Directions for Catfish:
- In a bowl, stir together the mustard, egg white, and tabasco sauce. Add the fish, and toss to coat well. Cover and and marinate for 1 hour in the refrigerator.
- In a shallow dish, mix together the cornmeal, flour, salt, pepper, cumin, and cayenne.
- Pour the oil into a heavy saucepan or deep-fryer, filling it about 1/3 full, but no more.

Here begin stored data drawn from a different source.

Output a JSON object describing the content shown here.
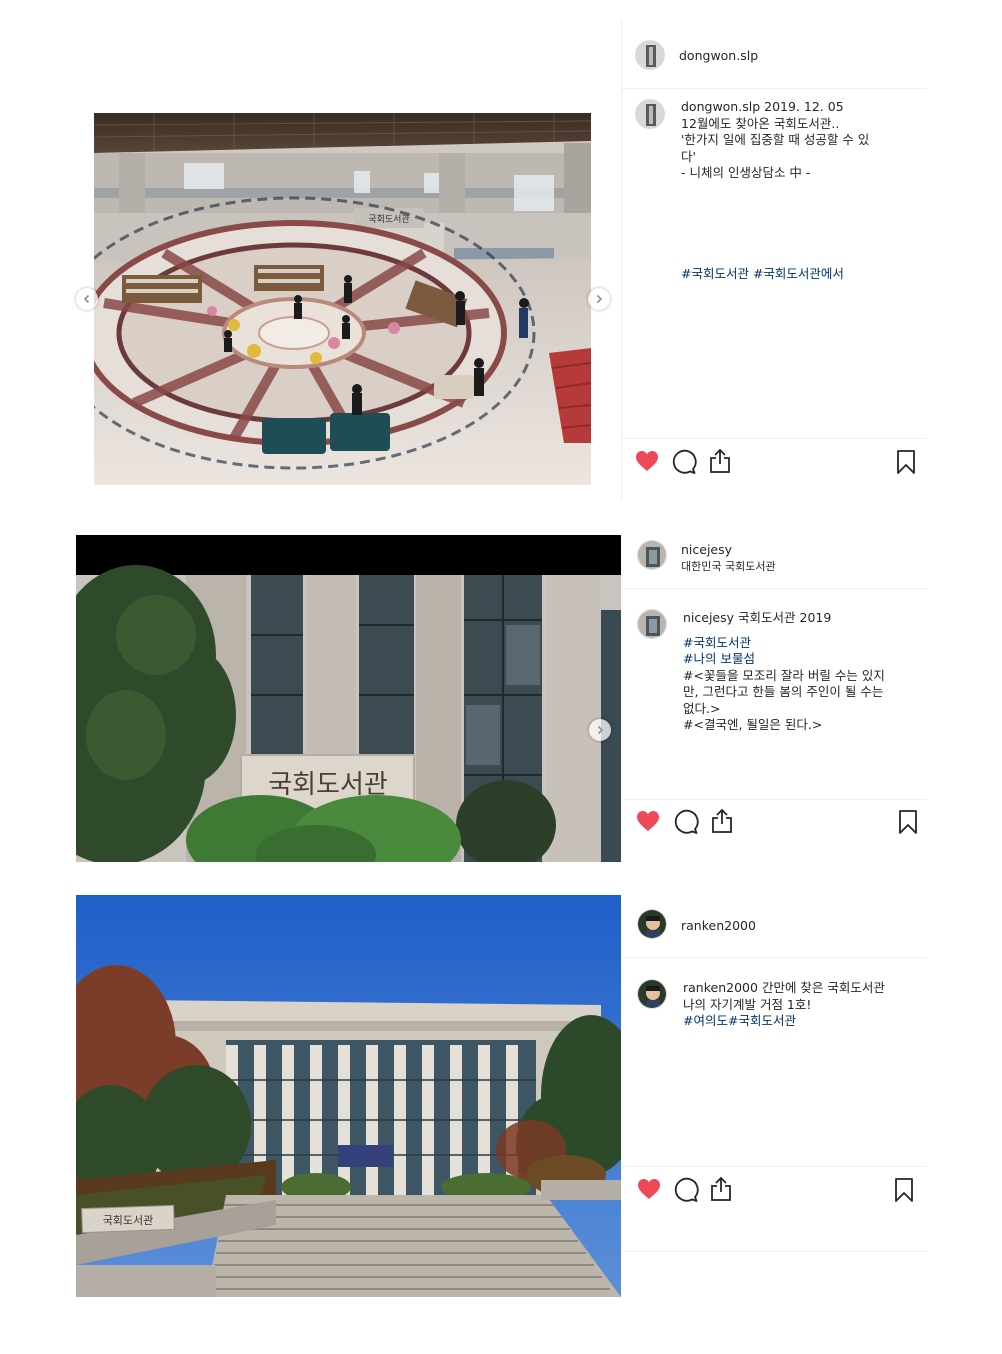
{
  "posts": [
    {
      "username": "dongwon.slp",
      "location": "",
      "caption_lines": [
        {
          "text": "12월에도 찾아온 국회도서관..",
          "type": "text"
        },
        {
          "text": "'한가지 일에 집중할 때 성공할 수 있",
          "type": "text"
        },
        {
          "text": "다'",
          "type": "text"
        },
        {
          "text": "- 니체의 인생상담소 中 -",
          "type": "text"
        }
      ],
      "caption_date": "2019. 12. 05",
      "hashtags": "#국회도서관 #국회도서관에서",
      "photo_sign": "국회도서관",
      "icons": [
        "heart-filled-icon",
        "comment-icon",
        "share-icon",
        "bookmark-icon"
      ],
      "colors": {
        "floor": "#e6ded8",
        "marble_red": "#8a4a48"
      }
    },
    {
      "username": "nicejesy",
      "location": "대한민국 국회도서관",
      "caption_head": "국회도서관 2019",
      "caption_lines": [
        {
          "text": "#국회도서관",
          "type": "tag"
        },
        {
          "text": "#나의 보물섬",
          "type": "tag"
        },
        {
          "text": "#<꽃들을 모조리 잘라 버릴 수는 있지",
          "type": "text"
        },
        {
          "text": "만, 그런다고 한들 봄의 주인이 될 수는",
          "type": "text"
        },
        {
          "text": "없다.>",
          "type": "text"
        },
        {
          "text": "#<결국엔, 될일은 된다.>",
          "type": "text"
        }
      ],
      "photo_sign": "국회도서관",
      "icons": [
        "heart-filled-icon",
        "comment-icon",
        "share-icon",
        "bookmark-icon"
      ]
    },
    {
      "username": "ranken2000",
      "location": "",
      "caption_head": "간만에 찾은 국회도서관",
      "caption_lines": [
        {
          "text": "나의 자기계발 거점 1호!",
          "type": "text"
        },
        {
          "text": "#여의도#국회도서관",
          "type": "tag"
        }
      ],
      "photo_sign": "국회도서관",
      "icons": [
        "heart-filled-icon",
        "comment-icon",
        "share-icon",
        "bookmark-icon"
      ],
      "colors": {
        "sky": "#1f5fc9"
      }
    }
  ],
  "colors": {
    "heart": "#ed4956",
    "tag": "#003569",
    "divider": "#efefef",
    "icon_stroke": "#262626"
  }
}
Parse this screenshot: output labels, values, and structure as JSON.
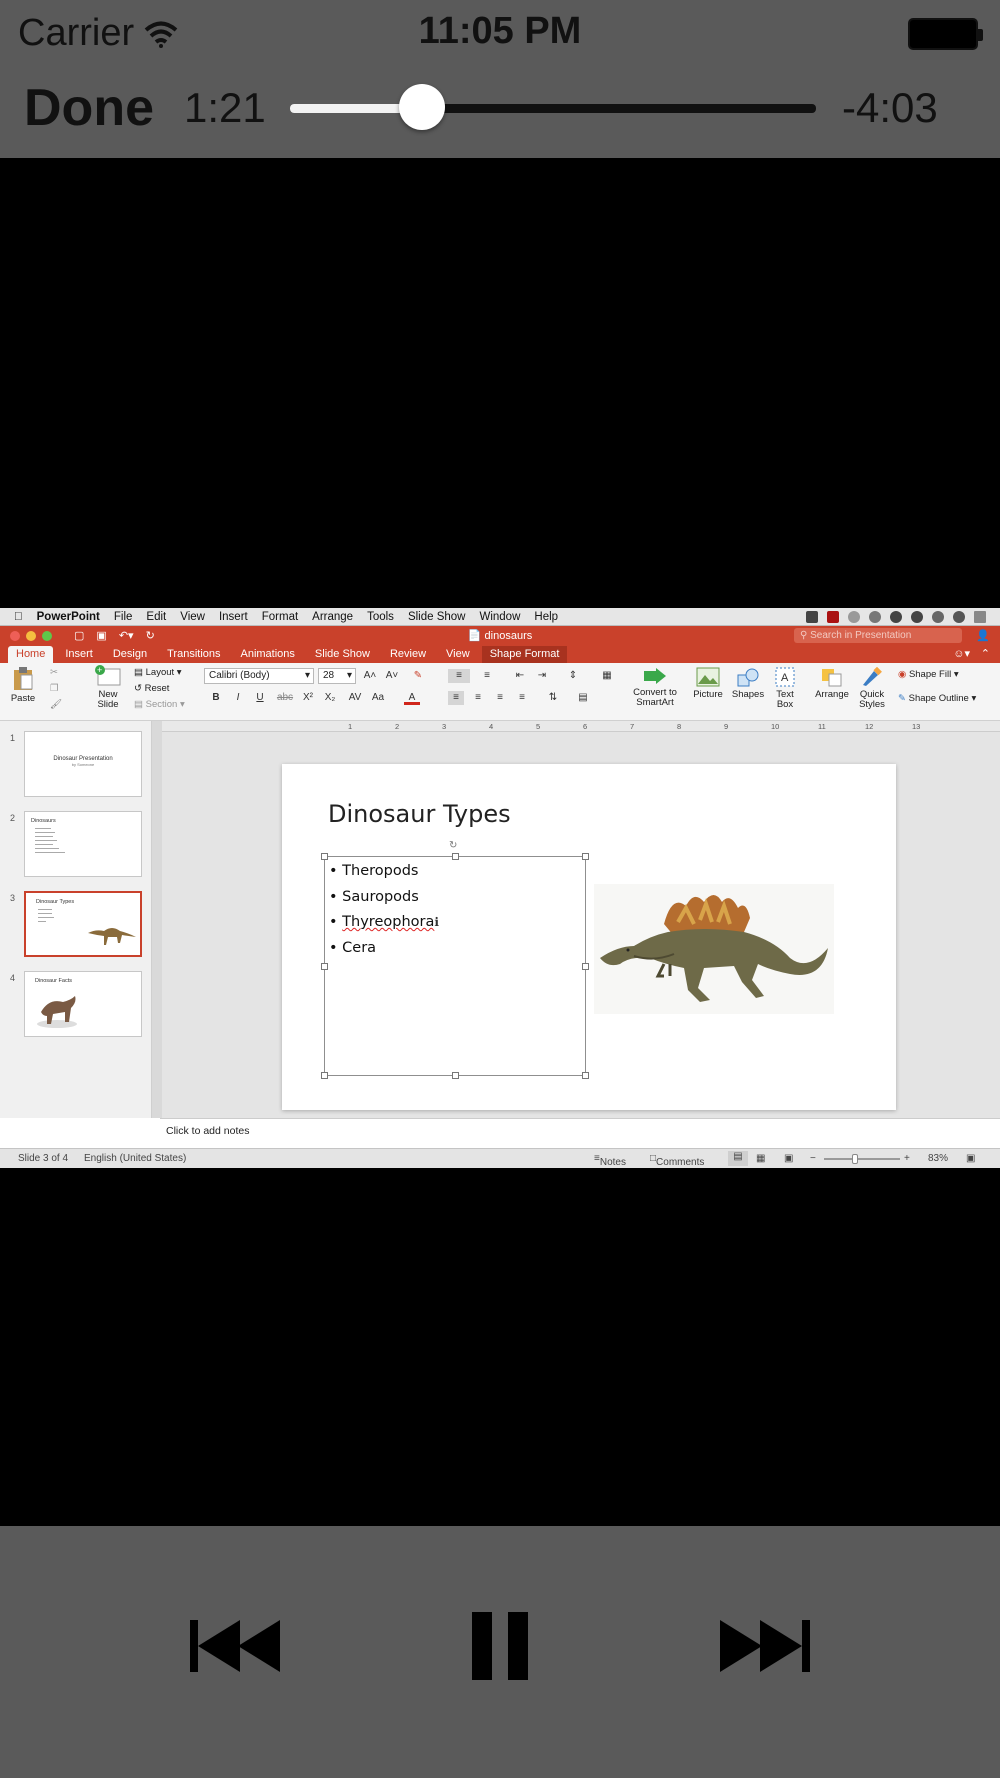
{
  "status": {
    "carrier": "Carrier",
    "time": "11:05 PM"
  },
  "player": {
    "done_label": "Done",
    "elapsed": "1:21",
    "remaining": "-4:03",
    "progress": 0.25,
    "controls": [
      "previous-track",
      "pause",
      "next-track"
    ]
  },
  "mac_menu": {
    "app_name": "PowerPoint",
    "items": [
      "File",
      "Edit",
      "View",
      "Insert",
      "Format",
      "Arrange",
      "Tools",
      "Slide Show",
      "Window",
      "Help"
    ]
  },
  "window": {
    "doc_title": "dinosaurs",
    "search_placeholder": "Search in Presentation"
  },
  "ribbon": {
    "tabs": [
      "Home",
      "Insert",
      "Design",
      "Transitions",
      "Animations",
      "Slide Show",
      "Review",
      "View",
      "Shape Format"
    ],
    "paste": "Paste",
    "new_slide_1": "New",
    "new_slide_2": "Slide",
    "layout": "Layout",
    "reset": "Reset",
    "section": "Section",
    "font_name": "Calibri (Body)",
    "font_size": "28",
    "convert_1": "Convert to",
    "convert_2": "SmartArt",
    "picture": "Picture",
    "shapes": "Shapes",
    "textbox_1": "Text",
    "textbox_2": "Box",
    "arrange": "Arrange",
    "quick_1": "Quick",
    "quick_2": "Styles",
    "shape_fill": "Shape Fill",
    "shape_outline": "Shape Outline",
    "bold": "B",
    "italic": "I",
    "underline": "U",
    "strike": "abc"
  },
  "ruler": [
    "1",
    "2",
    "3",
    "4",
    "5",
    "6",
    "7",
    "8",
    "9",
    "10",
    "11",
    "12",
    "13"
  ],
  "thumbnails": [
    {
      "num": "1",
      "title": "Dinosaur Presentation",
      "sub": "by Someone"
    },
    {
      "num": "2",
      "title": "Dinosaurs",
      "sub": ""
    },
    {
      "num": "3",
      "title": "Dinosaur Types",
      "sub": ""
    },
    {
      "num": "4",
      "title": "Dinosaur Facts",
      "sub": ""
    }
  ],
  "slide": {
    "title": "Dinosaur Types",
    "bullets": [
      "Theropods",
      "Sauropods",
      "Thyreophora",
      "Cera"
    ]
  },
  "notes_placeholder": "Click to add notes",
  "statusbar": {
    "slide_count": "Slide 3 of 4",
    "language": "English (United States)",
    "notes": "Notes",
    "comments": "Comments",
    "zoom": "83%"
  },
  "colors": {
    "ppt_red": "#c9412b",
    "player_gray": "#5a5a5a"
  }
}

- Heat oil to 350 degrees.
- Dredge the fish in the cornmeal mixture and shake off excess. Add the fish to the oil a few pieces at a time. Cook for a couple minutes or until golden brown and crispy.
- Drain on paper towels.
- The fish can be served as fingers dipped in remoulade sauce. Or you can make a Po Boy out of it, buy making a sandwich of french bread, fish, lettuce, tomato, and remoulade sauce.

Directions for Remoulade Sauce:
- Whisk all the ingredients to blend. Season with salt/pepper as needed.
- The dip can be made in advance and refrigerated up to 3 days.